In fact, as a committed conservative, I offer no remedy for the existence of groups I find distasteful. Diversity should mean a diversity of beliefs, not just a diversity of skin tones. As for the white supremacists, they can have all the trailer park reenactments of Nuremberg rallies they want. Indeed, I believe, for example, that many conservative groups are falsely accused of anti-Semitism, racism, etc. because Northern liberals are bigoted against Christians, Southerners and conservatives.

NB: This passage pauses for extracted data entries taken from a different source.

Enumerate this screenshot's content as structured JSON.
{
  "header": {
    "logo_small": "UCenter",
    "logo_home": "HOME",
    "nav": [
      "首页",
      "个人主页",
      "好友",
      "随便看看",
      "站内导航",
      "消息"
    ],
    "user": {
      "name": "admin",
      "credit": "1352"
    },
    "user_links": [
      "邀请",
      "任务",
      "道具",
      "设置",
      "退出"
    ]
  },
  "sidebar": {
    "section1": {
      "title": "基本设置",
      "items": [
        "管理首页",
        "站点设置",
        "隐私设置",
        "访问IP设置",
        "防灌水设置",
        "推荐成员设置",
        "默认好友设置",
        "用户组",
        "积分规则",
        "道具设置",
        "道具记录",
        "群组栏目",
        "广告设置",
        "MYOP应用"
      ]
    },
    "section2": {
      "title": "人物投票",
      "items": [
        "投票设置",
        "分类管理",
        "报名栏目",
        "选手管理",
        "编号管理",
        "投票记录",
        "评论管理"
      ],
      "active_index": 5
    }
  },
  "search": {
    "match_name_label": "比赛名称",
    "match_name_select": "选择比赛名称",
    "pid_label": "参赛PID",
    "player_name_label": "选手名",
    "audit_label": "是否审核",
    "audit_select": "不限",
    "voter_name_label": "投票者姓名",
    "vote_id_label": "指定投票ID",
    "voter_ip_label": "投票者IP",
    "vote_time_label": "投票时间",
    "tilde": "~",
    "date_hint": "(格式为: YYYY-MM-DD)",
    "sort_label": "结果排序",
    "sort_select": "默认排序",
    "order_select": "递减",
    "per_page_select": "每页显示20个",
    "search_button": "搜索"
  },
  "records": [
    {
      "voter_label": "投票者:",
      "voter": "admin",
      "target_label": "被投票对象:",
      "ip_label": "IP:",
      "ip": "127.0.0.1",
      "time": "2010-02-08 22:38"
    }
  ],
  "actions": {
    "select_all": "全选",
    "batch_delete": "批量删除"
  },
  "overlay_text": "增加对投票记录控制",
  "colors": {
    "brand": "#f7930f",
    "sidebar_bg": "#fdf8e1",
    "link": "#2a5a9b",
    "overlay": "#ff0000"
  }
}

No, my problem is with the idea that the federal government should be in the business of party building - for any ideological constituency. Indeed, Buchanan's major opponent for the Reform Party nomination is John Hagelin, who's also the head of the Natural Law Party. I don't think I'm testing libel laws when I say he's a fruitcake. During the Kosovo War, Hagelin's suggested solution was to convene thousands of transcendental meditators to send out waves of positive energy to the belligerents.

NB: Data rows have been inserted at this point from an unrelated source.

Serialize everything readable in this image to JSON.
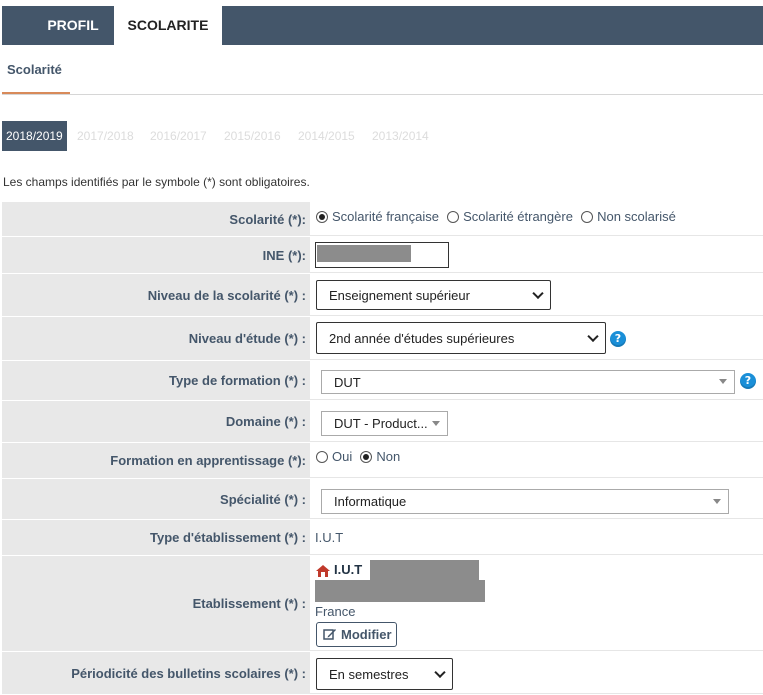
{
  "top_tabs": {
    "profil": "PROFIL",
    "scolarite": "SCOLARITE"
  },
  "sub_tab": "Scolarité",
  "years": [
    "2018/2019",
    "2017/2018",
    "2016/2017",
    "2015/2016",
    "2014/2015",
    "2013/2014"
  ],
  "notice": "Les champs identifiés par le symbole (*) sont obligatoires.",
  "form": {
    "scolarite": {
      "label": "Scolarité (*):",
      "options": [
        "Scolarité française",
        "Scolarité étrangère",
        "Non scolarisé"
      ],
      "selected": "Scolarité française"
    },
    "ine": {
      "label": "INE (*):"
    },
    "niveau_scolarite": {
      "label": "Niveau de la scolarité (*) :",
      "value": "Enseignement supérieur"
    },
    "niveau_etude": {
      "label": "Niveau d'étude (*) :",
      "value": "2nd année d'études supérieures"
    },
    "type_formation": {
      "label": "Type de formation (*) :",
      "value": "DUT"
    },
    "domaine": {
      "label": "Domaine (*) :",
      "value": "DUT - Product..."
    },
    "apprentissage": {
      "label": "Formation en apprentissage (*):",
      "options": [
        "Oui",
        "Non"
      ],
      "selected": "Non"
    },
    "specialite": {
      "label": "Spécialité (*) :",
      "value": "Informatique"
    },
    "type_etablissement": {
      "label": "Type d'établissement (*) :",
      "value": "I.U.T"
    },
    "etablissement": {
      "label": "Etablissement (*) :",
      "name": "I.U.T",
      "country": "France",
      "button": "Modifier"
    },
    "periodicite": {
      "label": "Périodicité des bulletins scolaires (*) :",
      "value": "En semestres"
    }
  },
  "icons": {
    "help": "help-icon",
    "home": "home-icon",
    "edit": "edit-icon"
  },
  "colors": {
    "header": "#44566a",
    "accent": "#d88a5a",
    "label_bg": "#e8e8e8",
    "help": "#1a8fd8"
  }
}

Oh, there's still an outside chance that Lenora Fulani, Buchanan's erstwhile ally, could steal the show and the $12 million prize. She's a committed Marxist who fronts for a psycho-babble cult lead by a virulent anti-Semitic left-winger. By all means, let's cut them a check.

And that's the point: None of these people would be in the Reform Party if it weren't for the fact that the government is subsidizing their party (and in case you think me inconsistent, I think taxpayers shouldn't be soaked for the Democratic or Republican bills, either). Building real political parties is difficult work, which is why most third parties operate in near total oblivion.

In Germany, cults and fringe groups like neo-Nazis and Scientologists are banned from political participation because Germans know all too well what can happen when zealots grab the reigns. Remember, Hitler was elected.

I don't advocate the same for the United States. But I also don't think we should pick up the tabs for Buchanan, Fulani, Hagelin -- or Bush and Gore -- either.